The True Test of Tolerance

By Betsy Shultz

The rancor of politics is not new to me – given that I engage in politics and policy as a profession, I am constantly surrounded by passionate people believing radically different things. Sometimes I help my clients win, sometimes we collectively endure the sting of loss, yet nothing has prepared me for the intense emotions searing across our communities over the past few weeks.

Since our country’s inception, discussing political opinions has been a trademark of ours. The arrival of social media however, has added a layer of perceived safety allowing a level of vitriol in political debate hardly matched in history. My social media feeds have exploded in recent days, with friends I would usually describe as intelligent, tolerant people becoming unhinged in their effort to express not just their opinion – their complete disdain for the opinions of others.

I have found it remarkable that the very people who have marched against the hatred they believe is being spewed into our world are the very same people who (perhaps unknowingly) are expressing that same level of hatred toward those who may disagree with them.

Conversely, some of those who for the past eight years have stridently opposed the actions and person of the president are now blindly saying everything the new administration does is completely defendable.

I am slowly discovering that simply because we as Americans have the freedom of speech does not mean exercising that right is always the best course of action. Tolerance is only authentic when it is systemic – when we are tolerant not only toward those who are of a different race or gender, but toward those who hold a different opinion – especially when we find that opinion repellent.

We are quickly morphing from a nation divided by race, gender and region toward one splintered by opinions held so dearly that anyone who doesn’t agree is vilified to such an extent that any kind of productive discourse is curtailed.

Recently I have seen many intelligent people (on both sides of the political spectrum) proclaim their superiority over what they declare to be hateful and bigoted acts and opinions. I would suggest that we cannot achieve moral superiority at the expense of another human being.

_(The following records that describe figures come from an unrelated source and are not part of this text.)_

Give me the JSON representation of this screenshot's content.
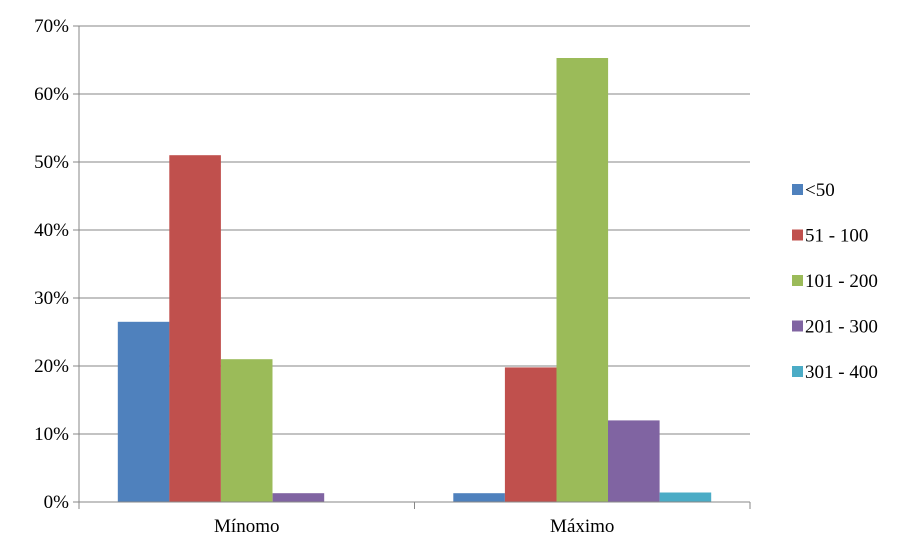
{
  "chart_data": {
    "type": "bar",
    "categories": [
      "Mínomo",
      "Máximo"
    ],
    "series": [
      {
        "name": "<50",
        "color": "#4F81BD",
        "values": [
          26.5,
          1.3
        ]
      },
      {
        "name": "51 - 100",
        "color": "#C0504D",
        "values": [
          51.0,
          19.8
        ]
      },
      {
        "name": "101 - 200",
        "color": "#9BBB59",
        "values": [
          21.0,
          65.3
        ]
      },
      {
        "name": "201 - 300",
        "color": "#8064A2",
        "values": [
          1.3,
          12.0
        ]
      },
      {
        "name": "301 - 400",
        "color": "#4BACC6",
        "values": [
          0,
          1.4
        ]
      }
    ],
    "ylim": [
      0,
      70
    ],
    "yticks": [
      0,
      10,
      20,
      30,
      40,
      50,
      60,
      70
    ],
    "ytick_format": "percent",
    "grid": true,
    "legend": "right",
    "title": "",
    "xlabel": "",
    "ylabel": ""
  }
}
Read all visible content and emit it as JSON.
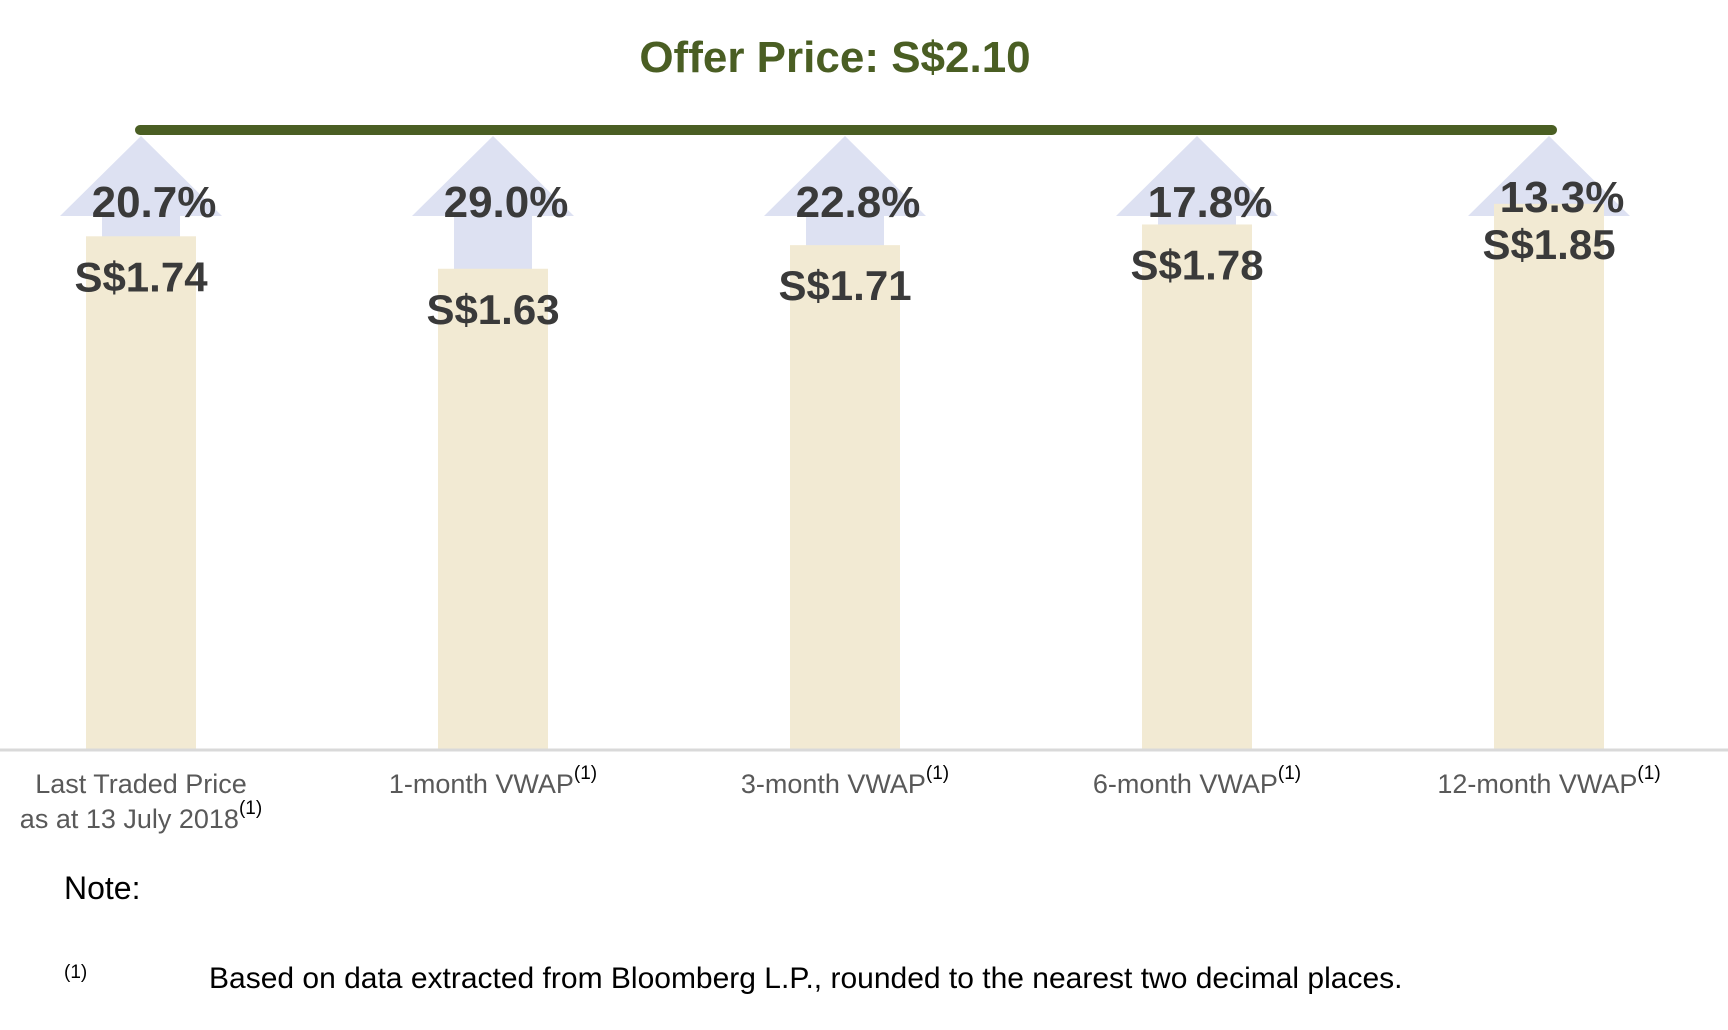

Throughout the course of history our nation has struggled with how to treat those who are different from us – in whatever physical way those differences were presented. We have not always succeeded and the ghosts of those struggles continue with us to this day. I would suggest that we are now embarking on a new struggle for the soul and conscience of our nation. This struggle does not have to do with navigating our physical differences, but rather with our metaphysical ones: how do we live alongside those who hold radically different opinions on issues we individually hold sacred?

The hate will never end until our freedom of expression is matched by the depth of our tolerance.

Ours is a nation which is at the same time a Democracy and a Republic. Ours is a system of government which values the voice of the people as well as a system that checks the voice of the people. We are a nation of immigrants and a nation of those who have melded into a cohesive whole. We have the freedom to speak and we have the burden to let other voices be heard. Until we can hold these and many other beautiful and divergent truths at the same time, without compromising the strength and brightness of either, we will continue to be ripped apart, our society dominated by the voices of the most strident.

Betsy Schultz is a political consultant in the Eugene area.